Before the Kaua’i County Council passes a law banning smoking in restaurants, it should consider civil rights implications, councilmembers were told at a meeting yesterday. Some audience members at a meeting of the council committees at the historic County Building
Before the Kaua’i County Council passes a law banning smoking in restaurants, it should consider civil rights implications, councilmembers were told at a meeting yesterday.
Some audience members at a meeting of the council committees at the historic County Building said they didn’t like being around smokers, but felt such a law would amount to an erosion of civil rights.
Clifford Chang, representing the Coalition for Tobacco-Free Hawaii in calling for a bill without exemptions, said he wasn’t at the meeting to “squash” civl rights.
“In fact, there is no ciivl rights to smoke. There is even no right to purchase cigarettes,” Chang added. “The U.S. courts have affirmed that.”
The testimony came as the council’s finance/intergovernmental relations committee was poised to consider amendments to the bill.
During recent meetings, council members talked about the possibility of approving a bill that would ban smoking in all restaurants, regardless of size.
Councilman James Tokioka, who introduced the bill and has been applauded by residents for voicing a need to protect workers from secondhand smoke, indicated he would propose an amendment allowing smoking in small, family-owned restaurants that employed only family members.
The exemption, if approved by the full council, would affect only a handful of such restaurants.
Advocates of the bill are pitching for one without any exemptions, saying people will develop serious health problems, including lung cancer, by being continuously exposed to secondhand smoke.
During testimony yesterday, a bartender and restaurant worker said government didn’t have the right to impose such a law on restaurants and that only restaurant owners should have the right to decide whether to allow smoking or prohibit smoking in their businesses.
Others said that “less government is better government,” a sentiment Tokioka agreed with. But Tokioka noted the bill was intended to provide for a healthy working environment.
Another audience member, who said he smokes cigars, said the bill has merit and that his civil rights would be violated if smoke wafted over him as he ate in an open-air restaurant.
Joe Batteiger, owner of Joe’s on the Green in Po’ipu, said that the bill’s intent to provide protection against secondhand smoke was too broad, and that exemptions should be made for open-air restaurants.
A study may have to be done on Kaua’i to “determine to what extent secondhand smoke in open-air restaurants violates or infringes upon the employees or guests,” he said.

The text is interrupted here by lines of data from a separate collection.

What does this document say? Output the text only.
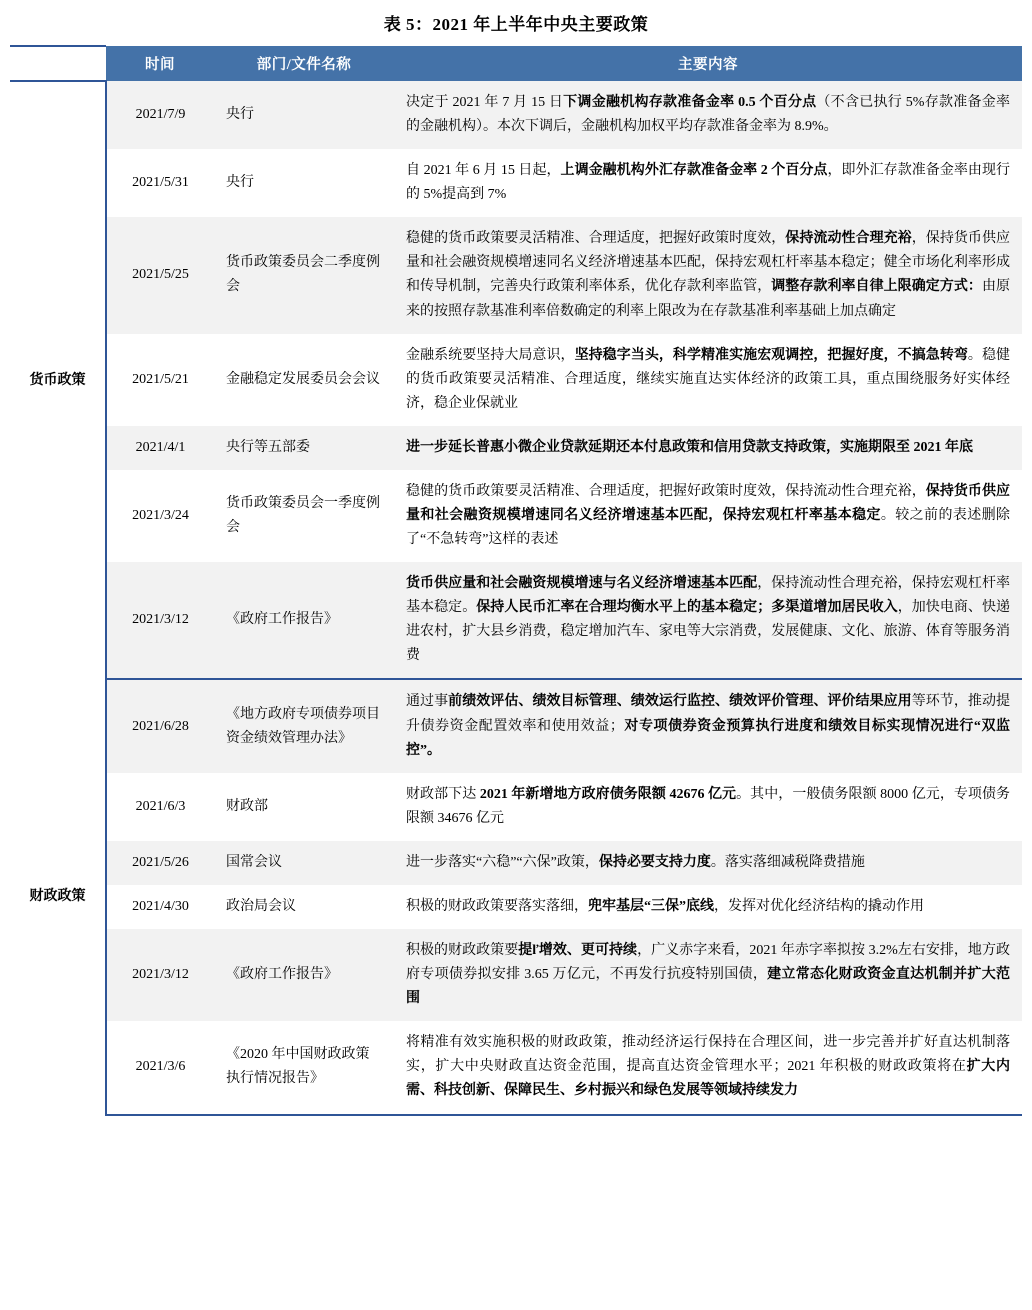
表 5：2021 年上半年中央主要政策
	时间	部门/文件名称	主要内容
货币政策	2021/7/9	央行	决定于 2021 年 7 月 15 日下调金融机构存款准备金率 0.5 个百分点（不含已执行 5%存款准备金率的金融机构）。本次下调后，金融机构加权平均存款准备金率为 8.9%。
	2021/5/31	央行	自 2021 年 6 月 15 日起，上调金融机构外汇存款准备金率 2 个百分点，即外汇存款准备金率由现行的 5%提高到 7%
	2021/5/25	货币政策委员会二季度例会	稳健的货币政策要灵活精准、合理适度，把握好政策时度效，保持流动性合理充裕，保持货币供应量和社会融资规模增速同名义经济增速基本匹配，保持宏观杠杆率基本稳定；健全市场化利率形成和传导机制，完善央行政策利率体系，优化存款利率监管，调整存款利率自律上限确定方式：由原来的按照存款基准利率倍数确定的利率上限改为在存款基准利率基础上加点确定
	2021/5/21	金融稳定发展委员会会议	金融系统要坚持大局意识，坚持稳字当头，科学精准实施宏观调控，把握好度，不搞急转弯。稳健的货币政策要灵活精准、合理适度，继续实施直达实体经济的政策工具，重点围绕服务好实体经济，稳企业保就业
	2021/4/1	央行等五部委	进一步延长普惠小微企业贷款延期还本付息政策和信用贷款支持政策，实施期限至 2021 年底
	2021/3/24	货币政策委员会一季度例会	稳健的货币政策要灵活精准、合理适度，把握好政策时度效，保持流动性合理充裕，保持货币供应量和社会融资规模增速同名义经济增速基本匹配，保持宏观杠杆率基本稳定。较之前的表述删除了“不急转弯”这样的表述
	2021/3/12	《政府工作报告》	货币供应量和社会融资规模增速与名义经济增速基本匹配，保持流动性合理充裕，保持宏观杠杆率基本稳定。保持人民币汇率在合理均衡水平上的基本稳定；多渠道增加居民收入，加快电商、快递进农村，扩大县乡消费，稳定增加汽车、家电等大宗消费，发展健康、文化、旅游、体育等服务消费
财政政策	2021/6/28	《地方政府专项债券项目资金绩效管理办法》	通过事前绩效评估、绩效目标管理、绩效运行监控、绩效评价管理、评价结果应用等环节，推动提升债券资金配置效率和使用效益；对专项债券资金预算执行进度和绩效目标实现情况进行“双监控”。
	2021/6/3	财政部	财政部下达 2021 年新增地方政府债务限额 42676 亿元。其中，一般债务限额 8000 亿元，专项债务限额 34676 亿元
	2021/5/26	国常会议	进一步落实“六稳”“六保”政策，保持必要支持力度。落实落细减税降费措施
	2021/4/30	政治局会议	积极的财政政策要落实落细，兜牢基层“三保”底线，发挥对优化经济结构的撬动作用
	2021/3/12	《政府工作报告》	积极的财政政策要提ľ增效、更可持续，广义赤字来看，2021 年赤字率拟按 3.2%左右安排，地方政府专项债券拟安排 3.65 万亿元，不再发行抗疫特别国债，建立常态化财政资金直达机制并扩大范围
	2021/3/6	《2020 年中国财政政策执行情况报告》	将精准有效实施积极的财政政策，推动经济运行保持在合理区间，进一步完善并扩好直达机制落实，扩大中央财政直达资金范围，提高直达资金管理水平；2021 年积极的财政政策将在扩大内需、科技创新、保障民生、乡村振兴和绿色发展等领域持续发力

In defense of the bill, Mary Williamson, executive director of the American Cancer Society said proof that secondhand smoke is dangerous is undeniable.
In past council meetings, Williamson said she has presented “cancer incidents, death rates and stories about old smokers and non-smokers diagnosed with various cancers.”
Yet one resident, a non-smoker, said that a study suggests that people don’t succumb to the effects of secondhand smoke, but rather are affected by pollution in general.
Experts have provided information that show that restaurants don’t suffer financially in areas where anti-smoking laws are in place and that secondhand smoke “doesn’t fully dissipate outdoor areas,” Williamson said.
Williamson said interest in smoking is plummeting in America, noting that in 1946, 45 percent of Americans smoke, that 50 years later, the figure has dropped to 25 percent, and that only 17 percent of Kaua’i’s residents smoke today.
Chang noted a USA Today survey showed 70 percent of the people polled said they didn’t go to bars and night clubs because of smoking and that 48 percent said they didn’t go to restaurants because of smoking.
California data, Chang also said, shows that there have been increased revenues when “restaurants and bars went smoke free.”
Joe Rosa said the best solution for Kaua’i is a compromise bill that would ban smoking only during certain hours of the day.
But Beth Kuch, communications coordinator for the Coalition for Tobacco-Free Hawaii, said designated non-smoking areas should be “smoke-free at all times” to protect the health of employees and restaurant patrons.
She also said she favors a bill that has clear definitions and removes or minimizes exemptions.